Thursday, September 17, 2020

5G and Beyond Offers Only Hope for Telcos to Gain Broadband Market Share

U.S. mobile operators are optimistic about both 5G and future networks past 5G because their futures rely on expanding the range of use cases for mobile connectivity and the extent to which mobility can become a platform of sorts. For legacy providers AT&T and Verizon, both of which have mobile and large fixed footprints, 5G matters because it drives revenue growth for each of them. 


Consider that a global strategic imperative as well. By 2020, mobile accounted for more than half of all of Internet access revenue in more than 75 percent of countries, researchers at PwC said early in the year. Some analysts noted mobile Internet access revenues already had surpassed fixed network broadband revenue as early as 2013 or 2014.

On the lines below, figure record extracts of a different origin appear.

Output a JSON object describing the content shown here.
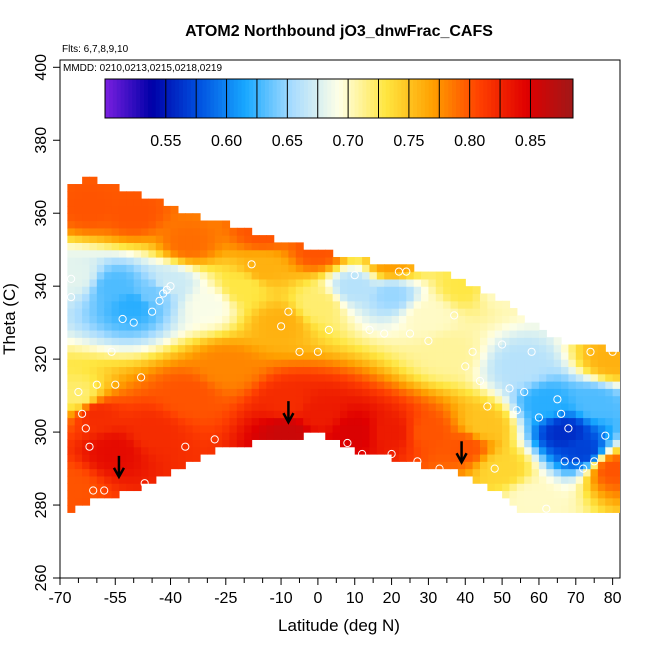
{
  "chart_data": {
    "type": "heatmap",
    "title": "ATOM2 Northbound jO3_dnwFrac_CAFS",
    "subtitle_flights": "Flts: 6,7,8,9,10",
    "subtitle_dates": "MMDD: 0210,0213,0215,0218,0219",
    "xlabel": "Latitude (deg N)",
    "ylabel": "Theta (C)",
    "xlim": [
      -70,
      82
    ],
    "ylim": [
      260,
      402
    ],
    "x_major_ticks": [
      -70,
      -55,
      -40,
      -25,
      -10,
      0,
      10,
      20,
      30,
      40,
      50,
      60,
      70,
      80
    ],
    "x_minor_ticks": [
      -65,
      -60,
      -50,
      -45,
      -35,
      -30,
      -20,
      -15,
      -5,
      5,
      15,
      25,
      35,
      45,
      55,
      65,
      75
    ],
    "y_ticks": [
      260,
      280,
      300,
      320,
      340,
      360,
      380,
      400
    ],
    "colorbar": {
      "min": 0.5,
      "max": 0.885,
      "ticks": [
        0.55,
        0.6,
        0.65,
        0.7,
        0.75,
        0.8,
        0.85
      ],
      "tick_labels": [
        "0.55",
        "0.60",
        "0.65",
        "0.70",
        "0.75",
        "0.80",
        "0.85"
      ],
      "colors": [
        "#7a1fe0",
        "#0000a8",
        "#0050e0",
        "#18a8ff",
        "#a8dcff",
        "#ffffe6",
        "#ffe640",
        "#ffa000",
        "#ff4000",
        "#e00000",
        "#a01818"
      ]
    },
    "grid": false,
    "field_latitudes": [
      -68,
      -64,
      -60,
      -55,
      -48,
      -40,
      -32,
      -25,
      -18,
      -12,
      -8,
      -4,
      0,
      4,
      8,
      14,
      20,
      26,
      32,
      38,
      44,
      50,
      54,
      58,
      62,
      66,
      70,
      74,
      78,
      81
    ],
    "field_thetas": [
      278,
      282,
      286,
      290,
      294,
      298,
      302,
      306,
      310,
      314,
      318,
      322,
      326,
      330,
      334,
      338,
      342,
      346,
      350,
      354,
      358,
      362,
      366,
      370
    ],
    "domain_top_theta": [
      367,
      369,
      369,
      367,
      365,
      362,
      359,
      357,
      355,
      353,
      352,
      351,
      350,
      349,
      348,
      347,
      346,
      345,
      344,
      342,
      339,
      336,
      333,
      330,
      327,
      325,
      324,
      323,
      323,
      322
    ],
    "domain_bottom_theta": [
      278,
      280,
      282,
      283,
      285,
      289,
      293,
      296,
      297,
      298,
      298,
      299,
      300,
      298,
      296,
      294,
      293,
      292,
      290,
      289,
      286,
      284,
      278,
      278,
      278,
      278,
      278,
      278,
      278,
      278
    ],
    "field_key_points": [
      {
        "lat": -66,
        "theta": 343,
        "value": 0.68
      },
      {
        "lat": -55,
        "theta": 340,
        "value": 0.63
      },
      {
        "lat": -50,
        "theta": 335,
        "value": 0.62
      },
      {
        "lat": -45,
        "theta": 338,
        "value": 0.64
      },
      {
        "lat": -40,
        "theta": 341,
        "value": 0.67
      },
      {
        "lat": -30,
        "theta": 335,
        "value": 0.69
      },
      {
        "lat": -20,
        "theta": 340,
        "value": 0.73
      },
      {
        "lat": -15,
        "theta": 345,
        "value": 0.76
      },
      {
        "lat": -10,
        "theta": 330,
        "value": 0.76
      },
      {
        "lat": 0,
        "theta": 335,
        "value": 0.72
      },
      {
        "lat": 10,
        "theta": 340,
        "value": 0.66
      },
      {
        "lat": 20,
        "theta": 338,
        "value": 0.65
      },
      {
        "lat": 30,
        "theta": 332,
        "value": 0.7
      },
      {
        "lat": 35,
        "theta": 322,
        "value": 0.71
      },
      {
        "lat": 48,
        "theta": 340,
        "value": 0.7
      },
      {
        "lat": 55,
        "theta": 318,
        "value": 0.66
      },
      {
        "lat": 62,
        "theta": 308,
        "value": 0.62
      },
      {
        "lat": 67,
        "theta": 300,
        "value": 0.56
      },
      {
        "lat": 72,
        "theta": 295,
        "value": 0.57
      },
      {
        "lat": 75,
        "theta": 308,
        "value": 0.63
      },
      {
        "lat": 80,
        "theta": 320,
        "value": 0.76
      },
      {
        "lat": -65,
        "theta": 310,
        "value": 0.72
      },
      {
        "lat": -60,
        "theta": 305,
        "value": 0.82
      },
      {
        "lat": -55,
        "theta": 295,
        "value": 0.84
      },
      {
        "lat": -45,
        "theta": 300,
        "value": 0.82
      },
      {
        "lat": -35,
        "theta": 310,
        "value": 0.8
      },
      {
        "lat": -25,
        "theta": 318,
        "value": 0.78
      },
      {
        "lat": -8,
        "theta": 308,
        "value": 0.82
      },
      {
        "lat": -8,
        "theta": 300,
        "value": 0.86
      },
      {
        "lat": 0,
        "theta": 305,
        "value": 0.83
      },
      {
        "lat": 10,
        "theta": 300,
        "value": 0.85
      },
      {
        "lat": 20,
        "theta": 300,
        "value": 0.83
      },
      {
        "lat": 30,
        "theta": 300,
        "value": 0.8
      },
      {
        "lat": 40,
        "theta": 296,
        "value": 0.8
      },
      {
        "lat": 45,
        "theta": 302,
        "value": 0.75
      },
      {
        "lat": 50,
        "theta": 290,
        "value": 0.74
      },
      {
        "lat": 58,
        "theta": 282,
        "value": 0.7
      },
      {
        "lat": -62,
        "theta": 362,
        "value": 0.8
      },
      {
        "lat": -50,
        "theta": 360,
        "value": 0.8
      },
      {
        "lat": -35,
        "theta": 352,
        "value": 0.79
      },
      {
        "lat": -15,
        "theta": 355,
        "value": 0.8
      },
      {
        "lat": 0,
        "theta": 350,
        "value": 0.8
      },
      {
        "lat": 20,
        "theta": 346,
        "value": 0.77
      },
      {
        "lat": 40,
        "theta": 340,
        "value": 0.73
      },
      {
        "lat": 80,
        "theta": 290,
        "value": 0.8
      },
      {
        "lat": -68,
        "theta": 285,
        "value": 0.8
      }
    ],
    "sample_points": [
      {
        "lat": -67,
        "theta": 342
      },
      {
        "lat": -67,
        "theta": 337
      },
      {
        "lat": -65,
        "theta": 311
      },
      {
        "lat": -64,
        "theta": 305
      },
      {
        "lat": -63,
        "theta": 301
      },
      {
        "lat": -62,
        "theta": 296
      },
      {
        "lat": -61,
        "theta": 284
      },
      {
        "lat": -60,
        "theta": 313
      },
      {
        "lat": -58,
        "theta": 284
      },
      {
        "lat": -56,
        "theta": 322
      },
      {
        "lat": -55,
        "theta": 313
      },
      {
        "lat": -53,
        "theta": 331
      },
      {
        "lat": -50,
        "theta": 330
      },
      {
        "lat": -48,
        "theta": 315
      },
      {
        "lat": -47,
        "theta": 286
      },
      {
        "lat": -45,
        "theta": 333
      },
      {
        "lat": -43,
        "theta": 336
      },
      {
        "lat": -42,
        "theta": 338
      },
      {
        "lat": -41,
        "theta": 339
      },
      {
        "lat": -40,
        "theta": 340
      },
      {
        "lat": -36,
        "theta": 296
      },
      {
        "lat": -28,
        "theta": 298
      },
      {
        "lat": -18,
        "theta": 346
      },
      {
        "lat": -10,
        "theta": 329
      },
      {
        "lat": -8,
        "theta": 333
      },
      {
        "lat": -5,
        "theta": 322
      },
      {
        "lat": 0,
        "theta": 322
      },
      {
        "lat": 3,
        "theta": 328
      },
      {
        "lat": 8,
        "theta": 297
      },
      {
        "lat": 10,
        "theta": 343
      },
      {
        "lat": 12,
        "theta": 294
      },
      {
        "lat": 14,
        "theta": 328
      },
      {
        "lat": 18,
        "theta": 327
      },
      {
        "lat": 20,
        "theta": 294
      },
      {
        "lat": 22,
        "theta": 344
      },
      {
        "lat": 24,
        "theta": 344
      },
      {
        "lat": 25,
        "theta": 327
      },
      {
        "lat": 27,
        "theta": 292
      },
      {
        "lat": 30,
        "theta": 325
      },
      {
        "lat": 33,
        "theta": 290
      },
      {
        "lat": 37,
        "theta": 332
      },
      {
        "lat": 40,
        "theta": 318
      },
      {
        "lat": 42,
        "theta": 322
      },
      {
        "lat": 44,
        "theta": 314
      },
      {
        "lat": 46,
        "theta": 307
      },
      {
        "lat": 48,
        "theta": 290
      },
      {
        "lat": 50,
        "theta": 324
      },
      {
        "lat": 52,
        "theta": 312
      },
      {
        "lat": 54,
        "theta": 306
      },
      {
        "lat": 56,
        "theta": 311
      },
      {
        "lat": 58,
        "theta": 322
      },
      {
        "lat": 60,
        "theta": 304
      },
      {
        "lat": 62,
        "theta": 279
      },
      {
        "lat": 65,
        "theta": 309
      },
      {
        "lat": 66,
        "theta": 305
      },
      {
        "lat": 67,
        "theta": 292
      },
      {
        "lat": 68,
        "theta": 301
      },
      {
        "lat": 70,
        "theta": 292
      },
      {
        "lat": 72,
        "theta": 290
      },
      {
        "lat": 74,
        "theta": 322
      },
      {
        "lat": 75,
        "theta": 292
      },
      {
        "lat": 78,
        "theta": 299
      },
      {
        "lat": 80,
        "theta": 322
      }
    ],
    "arrows": [
      {
        "lat": -54,
        "theta": 288
      },
      {
        "lat": -8,
        "theta": 303
      },
      {
        "lat": 39,
        "theta": 292
      }
    ]
  }
}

That trend is expected to continue. By 2024, consultants at PwC say, mobile revenue will account for 68 percent of global Internet access market revenues. In other words, more than two thirds of all internet access revenue globally will be generated by mobile internet access. 

source: PwC 


For attackers such as Dish Network and new incumbent T-Mobile, 5G and future platforms will matter for a couple of reasons. Both Dish and T-Mobile are “mobile-only” providers, while AT&T and Verizon have both fixed and mobile assets. So the ability to leverage 5G and future networks to create substitutes for fixed network services is a major opportunity to enter a whole set of markets previously unavailable to them. 

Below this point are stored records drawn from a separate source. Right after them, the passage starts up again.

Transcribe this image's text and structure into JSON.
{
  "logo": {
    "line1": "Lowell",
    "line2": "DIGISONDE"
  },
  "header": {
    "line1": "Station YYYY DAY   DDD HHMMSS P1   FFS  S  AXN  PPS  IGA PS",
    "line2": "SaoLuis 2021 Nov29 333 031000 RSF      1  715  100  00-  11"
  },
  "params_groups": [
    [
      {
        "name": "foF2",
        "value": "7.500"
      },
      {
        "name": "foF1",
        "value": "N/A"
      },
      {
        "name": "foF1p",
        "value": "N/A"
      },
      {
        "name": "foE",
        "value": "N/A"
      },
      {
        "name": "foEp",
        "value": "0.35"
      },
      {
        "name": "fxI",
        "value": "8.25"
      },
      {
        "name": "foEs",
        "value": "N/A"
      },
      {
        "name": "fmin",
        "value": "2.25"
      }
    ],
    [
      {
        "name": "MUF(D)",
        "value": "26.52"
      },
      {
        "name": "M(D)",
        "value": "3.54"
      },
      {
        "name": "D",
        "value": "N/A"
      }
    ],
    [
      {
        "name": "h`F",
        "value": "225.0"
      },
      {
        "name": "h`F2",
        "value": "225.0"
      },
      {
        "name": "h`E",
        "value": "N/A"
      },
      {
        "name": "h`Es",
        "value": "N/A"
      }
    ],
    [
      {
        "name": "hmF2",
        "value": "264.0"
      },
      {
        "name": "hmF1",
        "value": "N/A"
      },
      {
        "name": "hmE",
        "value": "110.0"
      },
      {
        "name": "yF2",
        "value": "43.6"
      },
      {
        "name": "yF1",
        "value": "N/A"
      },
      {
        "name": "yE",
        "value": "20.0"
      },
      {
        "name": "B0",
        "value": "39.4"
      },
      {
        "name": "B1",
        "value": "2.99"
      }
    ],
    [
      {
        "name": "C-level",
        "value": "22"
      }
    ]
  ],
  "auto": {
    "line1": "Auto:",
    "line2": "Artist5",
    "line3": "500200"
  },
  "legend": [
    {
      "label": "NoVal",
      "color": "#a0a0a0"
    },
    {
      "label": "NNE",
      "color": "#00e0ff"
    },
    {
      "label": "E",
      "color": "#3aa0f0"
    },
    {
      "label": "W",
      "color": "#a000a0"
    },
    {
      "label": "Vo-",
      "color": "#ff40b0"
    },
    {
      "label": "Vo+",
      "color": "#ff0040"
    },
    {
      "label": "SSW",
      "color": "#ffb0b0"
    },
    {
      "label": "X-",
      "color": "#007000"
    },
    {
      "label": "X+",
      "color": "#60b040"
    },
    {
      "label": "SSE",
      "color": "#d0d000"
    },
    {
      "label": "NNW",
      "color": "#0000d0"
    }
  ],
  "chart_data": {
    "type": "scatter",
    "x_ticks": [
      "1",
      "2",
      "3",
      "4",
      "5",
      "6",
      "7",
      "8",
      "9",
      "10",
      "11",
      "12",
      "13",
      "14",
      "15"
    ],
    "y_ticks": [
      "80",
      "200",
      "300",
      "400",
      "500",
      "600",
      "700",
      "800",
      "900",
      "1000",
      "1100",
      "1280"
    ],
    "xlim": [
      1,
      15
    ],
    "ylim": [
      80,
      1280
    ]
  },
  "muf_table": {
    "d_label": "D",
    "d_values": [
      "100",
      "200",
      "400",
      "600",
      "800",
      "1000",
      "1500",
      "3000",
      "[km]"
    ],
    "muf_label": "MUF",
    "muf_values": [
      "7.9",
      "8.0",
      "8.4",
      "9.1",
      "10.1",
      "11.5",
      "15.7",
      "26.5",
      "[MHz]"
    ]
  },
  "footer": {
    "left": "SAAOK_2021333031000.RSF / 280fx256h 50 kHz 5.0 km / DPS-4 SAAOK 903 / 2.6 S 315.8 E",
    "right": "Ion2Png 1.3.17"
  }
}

There is more. At this point, there seems little chance for telcos to actually reverse their fortunes in the fixed networks broadband business. As they continue to lose market share, the economics of the broadband business get worse, as more assets are stranded, forcing the recovery of capital investment from an ever-smaller number of customers. 


And since broadband now has become the single most important service offered by any fixed network, for business or consumer customers, the largest fixed network providers are in something of a box. 

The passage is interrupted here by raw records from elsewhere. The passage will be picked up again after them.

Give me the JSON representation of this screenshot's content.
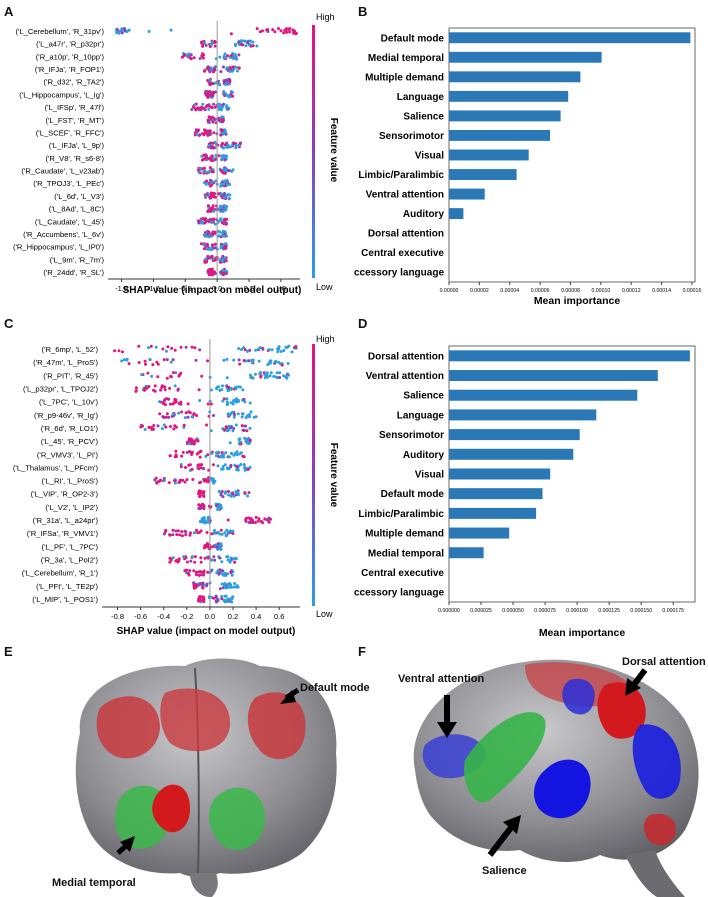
{
  "panels": {
    "A": {
      "letter": "A",
      "features": [
        "('L_Cerebellum', 'R_31pv')",
        "('L_a47r', 'R_p32pr')",
        "('R_a10p', 'R_10pp')",
        "('R_IFJa', 'R_FOP1')",
        "('R_d32', 'R_TA2')",
        "('L_Hippocampus', 'L_Ig')",
        "('L_IFSp', 'R_47l')",
        "('L_FST', 'R_MT')",
        "('L_SCEF', 'R_FFC')",
        "('L_IFJa', 'L_9p')",
        "('R_V8', 'R_s6-8')",
        "('R_Caudate', 'L_v23ab')",
        "('R_TPOJ3', 'L_PEc')",
        "('L_6d', 'L_V3')",
        "('L_8Ad', 'L_8C')",
        "('L_Caudate', 'L_45')",
        "('R_Accumbens', 'L_6v')",
        "('R_Hippocampus', 'L_IP0')",
        "('L_9m', 'R_7m')",
        "('R_24dd', 'R_SL')"
      ],
      "xlabel": "SHAP value (impact on model output)",
      "xrange": [
        -1.65,
        1.3
      ],
      "ticks": [
        "-1.5",
        "-1.0",
        "-0.5",
        "0.0",
        "0.5",
        "1.0"
      ],
      "tick_values": [
        -1.5,
        -1.0,
        -0.5,
        0.0,
        0.5,
        1.0
      ],
      "colorbar_high": "High",
      "colorbar_low": "Low",
      "colorbar_label": "Feature value"
    },
    "B": {
      "letter": "B",
      "xlabel": "Mean importance",
      "ticks": [
        "0.00000",
        "0.00002",
        "0.00004",
        "0.00006",
        "0.00008",
        "0.00010",
        "0.00012",
        "0.00014",
        "0.00016"
      ],
      "tick_values": [
        0,
        2e-05,
        4e-05,
        6e-05,
        8e-05,
        0.0001,
        0.00012,
        0.00014,
        0.00016
      ]
    },
    "C": {
      "letter": "C",
      "features": [
        "('R_6mp', 'L_52')",
        "('R_47m', 'L_ProS')",
        "('R_PIT', 'R_45')",
        "('L_p32pr', 'L_TPOJ2')",
        "('L_7PC', 'L_10v')",
        "('R_p9-46v', 'R_Ig')",
        "('R_6d', 'R_LO1')",
        "('L_45', 'R_PCV')",
        "('R_VMV3', 'L_PI')",
        "('L_Thalamus', 'L_PFcm')",
        "('L_RI', 'L_ProS')",
        "('L_VIP', 'R_OP2-3')",
        "('L_V2', 'L_IP2')",
        "('R_31a', 'L_a24pr')",
        "('R_IFSa', 'R_VMV1')",
        "('L_PF', 'L_7PC')",
        "('R_3a', 'L_PoI2')",
        "('L_Cerebellum', 'R_1')",
        "('L_PFt', 'L_TE2p')",
        "('L_MIP', 'L_POS1')"
      ],
      "xlabel": "SHAP value (impact on model output)",
      "xrange": [
        -0.9,
        0.78
      ],
      "ticks": [
        "-0.8",
        "-0.6",
        "-0.4",
        "-0.2",
        "0.0",
        "0.2",
        "0.4",
        "0.6"
      ],
      "tick_values": [
        -0.8,
        -0.6,
        -0.4,
        -0.2,
        0.0,
        0.2,
        0.4,
        0.6
      ],
      "colorbar_high": "High",
      "colorbar_low": "Low",
      "colorbar_label": "Feature value"
    },
    "D": {
      "letter": "D",
      "xlabel": "Mean importance",
      "ticks": [
        "0.000000",
        "0.000025",
        "0.000050",
        "0.000075",
        "0.000100",
        "0.000125",
        "0.000150",
        "0.000175"
      ],
      "tick_values": [
        0,
        2.5e-05,
        5e-05,
        7.5e-05,
        0.0001,
        0.000125,
        0.00015,
        0.000175
      ]
    },
    "E": {
      "letter": "E",
      "annotation_top": "Default mode",
      "annotation_bottom": "Medial temporal"
    },
    "F": {
      "letter": "F",
      "annotation_left": "Ventral attention",
      "annotation_right": "Dorsal attention",
      "annotation_bottom": "Salience"
    }
  },
  "colors": {
    "bar": "#2b78b6",
    "high": "#e8137a",
    "low": "#2a9fe3",
    "red_region": "#d0181c",
    "green_region": "#22b43a",
    "blue_region": "#1a1ee0"
  },
  "chart_data": [
    {
      "type": "bar",
      "orientation": "horizontal",
      "panel": "B",
      "categories": [
        "Default mode",
        "Medial temporal",
        "Multiple demand",
        "Language",
        "Salience",
        "Sensorimotor",
        "Visual",
        "Limbic/Paralimbic",
        "Ventral attention",
        "Auditory",
        "Dorsal attention",
        "Central executive",
        "Accessory language"
      ],
      "values": [
        0.000159,
        0.0001005,
        8.65e-05,
        7.85e-05,
        7.35e-05,
        6.65e-05,
        5.25e-05,
        4.45e-05,
        2.35e-05,
        9.5e-06,
        0,
        0,
        0
      ],
      "xlabel": "Mean importance",
      "xlim": [
        0,
        0.000162
      ]
    },
    {
      "type": "bar",
      "orientation": "horizontal",
      "panel": "D",
      "categories": [
        "Dorsal attention",
        "Ventral attention",
        "Salience",
        "Language",
        "Sensorimotor",
        "Auditory",
        "Visual",
        "Default mode",
        "Limbic/Paralimbic",
        "Multiple demand",
        "Medial temporal",
        "Central executive",
        "Accessory language"
      ],
      "values": [
        0.000188,
        0.000163,
        0.000147,
        0.000115,
        0.000102,
        9.7e-05,
        7.9e-05,
        7.3e-05,
        6.8e-05,
        4.7e-05,
        2.7e-05,
        0,
        0
      ],
      "xlabel": "Mean importance",
      "xlim": [
        0,
        0.000192
      ]
    },
    {
      "type": "scatter",
      "panel": "A",
      "title": "",
      "xlabel": "SHAP value (impact on model output)",
      "features": [
        "('L_Cerebellum', 'R_31pv')",
        "('L_a47r', 'R_p32pr')",
        "('R_a10p', 'R_10pp')",
        "('R_IFJa', 'R_FOP1')",
        "('R_d32', 'R_TA2')",
        "('L_Hippocampus', 'L_Ig')",
        "('L_IFSp', 'R_47l')",
        "('L_FST', 'R_MT')",
        "('L_SCEF', 'R_FFC')",
        "('L_IFJa', 'L_9p')",
        "('R_V8', 'R_s6-8')",
        "('R_Caudate', 'L_v23ab')",
        "('R_TPOJ3', 'L_PEc')",
        "('L_6d', 'L_V3')",
        "('L_8Ad', 'L_8C')",
        "('L_Caudate', 'L_45')",
        "('R_Accumbens', 'L_6v')",
        "('R_Hippocampus', 'L_IP0')",
        "('L_9m', 'R_7m')",
        "('R_24dd', 'R_SL')"
      ],
      "shap_ranges": [
        [
          -1.6,
          -1.35,
          0.6,
          1.25
        ],
        [
          -0.25,
          0.0,
          0.3,
          0.65
        ],
        [
          -0.55,
          -0.2,
          0.1,
          0.35
        ],
        [
          -0.2,
          0.0,
          0.15,
          0.35
        ],
        [
          -0.15,
          -0.05,
          0.1,
          0.2
        ],
        [
          -0.2,
          -0.05,
          0.1,
          0.25
        ],
        [
          -0.4,
          -0.1,
          0.05,
          0.2
        ],
        [
          -0.15,
          -0.05,
          0.05,
          0.1
        ],
        [
          -0.35,
          -0.1,
          0.05,
          0.15
        ],
        [
          -0.15,
          0.0,
          0.1,
          0.4
        ],
        [
          -0.25,
          -0.05,
          0.05,
          0.15
        ],
        [
          -0.3,
          -0.05,
          0.05,
          0.25
        ],
        [
          -0.2,
          -0.05,
          0.05,
          0.2
        ],
        [
          -0.2,
          -0.05,
          0.05,
          0.2
        ],
        [
          -0.15,
          -0.05,
          0.05,
          0.15
        ],
        [
          -0.3,
          -0.05,
          0.05,
          0.15
        ],
        [
          -0.2,
          -0.05,
          0.05,
          0.15
        ],
        [
          -0.25,
          -0.05,
          0.05,
          0.15
        ],
        [
          -0.2,
          -0.05,
          0.05,
          0.15
        ],
        [
          -0.15,
          -0.05,
          0.05,
          0.15
        ]
      ],
      "xlim": [
        -1.65,
        1.3
      ]
    },
    {
      "type": "scatter",
      "panel": "C",
      "title": "",
      "xlabel": "SHAP value (impact on model output)",
      "features": [
        "('R_6mp', 'L_52')",
        "('R_47m', 'L_ProS')",
        "('R_PIT', 'R_45')",
        "('L_p32pr', 'L_TPOJ2')",
        "('L_7PC', 'L_10v')",
        "('R_p9-46v', 'R_Ig')",
        "('R_6d', 'R_LO1')",
        "('L_45', 'R_PCV')",
        "('R_VMV3', 'L_PI')",
        "('L_Thalamus', 'L_PFcm')",
        "('L_RI', 'L_ProS')",
        "('L_VIP', 'R_OP2-3')",
        "('L_V2', 'L_IP2')",
        "('R_31a', 'L_a24pr')",
        "('R_IFSa', 'R_VMV1')",
        "('L_PF', 'L_7PC')",
        "('R_3a', 'L_PoI2')",
        "('L_Cerebellum', 'R_1')",
        "('L_PFt', 'L_TE2p')",
        "('L_MIP', 'L_POS1')"
      ],
      "shap_ranges": [
        [
          -0.85,
          0.0,
          0.25,
          0.75
        ],
        [
          -0.85,
          -0.3,
          0.25,
          0.7
        ],
        [
          -0.65,
          -0.25,
          0.35,
          0.7
        ],
        [
          -0.65,
          -0.3,
          0.05,
          0.3
        ],
        [
          -0.45,
          -0.25,
          0.1,
          0.35
        ],
        [
          -0.45,
          -0.1,
          0.15,
          0.4
        ],
        [
          -0.6,
          -0.2,
          0.1,
          0.35
        ],
        [
          -0.2,
          -0.1,
          0.25,
          0.35
        ],
        [
          -0.35,
          -0.1,
          0.05,
          0.3
        ],
        [
          -0.25,
          -0.05,
          0.1,
          0.35
        ],
        [
          -0.5,
          -0.2,
          -0.05,
          0.05
        ],
        [
          -0.1,
          -0.05,
          0.05,
          0.35
        ],
        [
          -0.1,
          -0.05,
          0.05,
          0.1
        ],
        [
          -0.1,
          0.0,
          0.3,
          0.55
        ],
        [
          -0.4,
          -0.1,
          0.0,
          0.2
        ],
        [
          -0.05,
          0.0,
          0.05,
          0.1
        ],
        [
          -0.35,
          -0.05,
          0.05,
          0.25
        ],
        [
          -0.25,
          -0.05,
          0.05,
          0.2
        ],
        [
          -0.15,
          -0.05,
          0.1,
          0.25
        ],
        [
          -0.1,
          -0.05,
          0.05,
          0.2
        ]
      ],
      "xlim": [
        -0.9,
        0.78
      ]
    }
  ]
}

To compete with cable operators would require more capex than they can hope to recoup. In other words, in the U.S. market, it appears too late to regain leadership from the cable operators in broadband services offered by the fixed network. 


There is a bit of an analogy in the U.S. fixed network internet access market. U.S. cable operators have 70 percent of the installed base or market share, telcos and all others just 30 percent, according to researchers at Leichtman Research. 


Moreover, cable continues to get virtually all the new net account or subscription gains, and cable operators have been the market share growth leaders (net additions) and installed base leaders (total accounts) since at least 1999. 


source: NTIA


source: NTIA 


In other words, U.S. cable operators actually have been the market share leaders (growth) and installed base leaders (total accounts) for more than 20 years. Put another way, telcos and others have been searching for some way to create a platform that could compete with cable sustainably. 


One might think the answer always is “fiber to the home,” but that is where the business model becomes an obstacle. Given the lead cable has, it is unclear whether telcos could ever catch up, as cable continues to grow and invest in features of the hybrid fiber coax network that competes well with what FTTH provides, and does not have an insurmountable business sustainability issue.


And all that is why both legacy and attacking mobile service providers are betting so heavily on 5G and beyond. Having lost the ability to catch up with cable in fixed network broadband, they are forced to hope that the wireless and mobile platforms can emerge as functional substitutes for fixed network broadband.